- Elloe Kaifi center front row. Art by Jim Cheung.

Publication information
- Publisher: Marvel Comics
- First appearance: Incredible Hulk vol. 2 #92 (April 2006)
- Created by: Greg Pak Carlo Pagulayan

In-story information
- Alter ego: Elloe Kaifi
- Species: Sakaar "Imperial"
- Team affiliations: Warbound

= Elloe Kaifi =

Marvel Comics character associated with the Hulk

Elloe Kaifi is a fictional character appearing in American comic books published by Marvel Comics, primarily in association with the Hulk. She was introduced in 2006 as part of the Planet Hulk storyline, and was created by Greg Pak and Carlo Pagulayan.

==Fictional character biography==
Prior to the events of Planet Hulk, Elloe Kaifi was the daughter of Ronan Kaifi, a member of a high-ranking family on the planet Sakaar. Enjoying a relatively carefree life for most of her early years, Elloe's life changed when her father spoke out against the Red King, resulting in his titles being stripped from him and he, his daughter and her bodyguard Lavin Skee being sent to the gladiator training school, the Maw. When her father protested at his treatment, he was killed by the guards shortly before the training battle began, of which Elloe and Lavin were two of the seven survivors. Initially lacking combat skills, Elloe received training from Skee before she left the group to try to aid rebels in an attack on the emperor.

After she and her fellow rebels are captured and brought before her former comrades in the arena, the gladiators are ordered to kill Elloe and the others to earn their freedom. Hiroim reveals that Lavin Skee had been killed in battle earlier, and that the others had formed a Warbound Pact. Since Skee had served Elloe, the Warbound cannot kill her without violating their oath. Although their obedience discs are activated, the Warbound are freed when the Surfer destroyed the discs, allowing them to escape and begin a rebellion against the Red King.
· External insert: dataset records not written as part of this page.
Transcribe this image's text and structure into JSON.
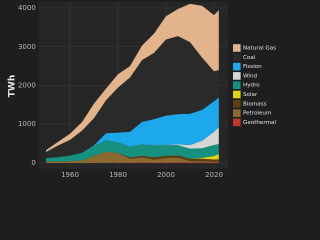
{
  "chart_data": {
    "type": "stacked-area",
    "y_label": "TWh",
    "x": [
      1950,
      1955,
      1960,
      1965,
      1970,
      1975,
      1980,
      1985,
      1990,
      1995,
      2000,
      2005,
      2010,
      2015,
      2020,
      2022
    ],
    "xlim": [
      1947,
      2026
    ],
    "xticks": [
      1960,
      1980,
      2000,
      2020
    ],
    "ylim": [
      -150,
      4150
    ],
    "yticks": [
      0,
      1000,
      2000,
      3000,
      4000
    ],
    "grid": true,
    "legend": "right",
    "series": [
      {
        "name": "Geothermal",
        "color": "#c0392b",
        "values": [
          0,
          0,
          0,
          0.2,
          0.5,
          3,
          5,
          11,
          16,
          14,
          14,
          15,
          15,
          16,
          16,
          16
        ]
      },
      {
        "name": "Petroleum",
        "color": "#8a6a2e",
        "values": [
          34,
          37,
          48,
          65,
          184,
          289,
          246,
          100,
          127,
          75,
          111,
          122,
          37,
          28,
          17,
          23
        ]
      },
      {
        "name": "Biomass",
        "color": "#5e4016",
        "values": [
          0,
          0,
          0,
          0,
          0,
          2,
          5,
          30,
          45,
          58,
          60,
          55,
          57,
          64,
          56,
          53
        ]
      },
      {
        "name": "Solar",
        "color": "#e3d21a",
        "values": [
          0,
          0,
          0,
          0,
          0,
          0,
          0,
          0,
          0.4,
          0.5,
          0.5,
          0.6,
          1,
          25,
          90,
          144
        ]
      },
      {
        "name": "Hydro",
        "color": "#16907f",
        "values": [
          96,
          113,
          146,
          194,
          248,
          300,
          276,
          281,
          293,
          310,
          276,
          270,
          260,
          249,
          285,
          255
        ]
      },
      {
        "name": "Wind",
        "color": "#d6d6d6",
        "values": [
          0,
          0,
          0,
          0,
          0,
          0,
          0,
          0,
          3,
          3,
          6,
          18,
          95,
          191,
          338,
          434
        ]
      },
      {
        "name": "Fission",
        "color": "#1ea8ec",
        "values": [
          0,
          0,
          0.5,
          4,
          22,
          173,
          251,
          384,
          577,
          673,
          754,
          782,
          807,
          797,
          790,
          772
        ]
      },
      {
        "name": "Coal",
        "color": "#2a2a2a",
        "values": [
          155,
          301,
          403,
          571,
          704,
          853,
          1162,
          1402,
          1594,
          1709,
          1966,
          2013,
          1847,
          1352,
          775,
          700
        ]
      },
      {
        "name": "Natural Gas",
        "color": "#e3b48c",
        "values": [
          45,
          95,
          158,
          222,
          373,
          300,
          346,
          292,
          373,
          496,
          601,
          700,
          988,
          1335,
          1450,
          1550
        ]
      }
    ]
  }
}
Although physically the weakest member of the Warbound, Elloe remains one of the members most dedicated to killing the Red King. However, she retained her old family loyalties; after the Red King is killed in a fight with the Hulk and her mother is discovered to be one of the King's remaining supporters, Elloe battles fellow Warbound Miek before Hulk tells both of them to cease.

===Traveling to Earth===
Following the destruction of Sakaar, Elloe travels to Earth with the remaining members of the Warbound to seek revenge on the Illuminati, who had exiled Hulk. During the fight with the Avengers, Elloe takes down Spider-Man. Later, she is shown working alongside Hiroim to capture Doctor Strange, where she defeats Ronin and Echo.

In World War Hulk's "Aftersmash" one-shot followup, Elloe is impaled on a spear to end hostilities between Sakaarians and Hivelings, who had been killing each other over Miek's complicity in the destruction of Sakaar. Though Elloe was not involved in Miek's betrayal, she was secretly glad that Crown City was destroyed, because it gave her an excuse to give in to her anger and hatred.

Elloe is shown alive, but gravely injured with the remaining Warbound when they are transported to Gammaworld, a massive energy dome placed over the southwestern United States by the Leader. Elloe's injuries are healed by exposure to gamma radiation as well as Kate Waynesboro administering medical nanites.

During Civil War II, Elloe Kaifi is with the Warbound when they learn that Hawkeye has killed Bruce Banner as part of a contingency plan.

==Other versions==

===Marvel Zombies Return===
An alternate universe version of Elloe Kaifi appears in Marvel Zombies Return #4.

===What If?===
Elloe Kaifi is featured in several issues of What If:

- In the What If? issue revolving around Planet Hulk called What if Caiera the Oldstrong had survived the destruction of Sakaar instead of the Hulk?, Elloe assists Caiera in conquering Earth.^{volume & issue needed]}
- Miek was also featured in a What If? issue revolving around "World War Hulk". In the first story, he is killed by Iron Man. In the second story, she and the Warbound leave Earth after Miek's treachery is exposed.^{volume & issue needed]}

==Powers and abilities==
Because of her training for the Olympia Imperia, Elloe possesses the physical conditioning, stamina, dexterity and agility of a top athlete. She is also a skilled hand-to-hand combatant due to her training.

==In other media==
- Elloe Kaifi appears in the Hulk and the Agents of S.M.A.S.H. episode "Planet Leader", voiced by Laura Harris.
- Elloe Kaifi appears in Planet Hulk (2010), voiced by Advah Soudack.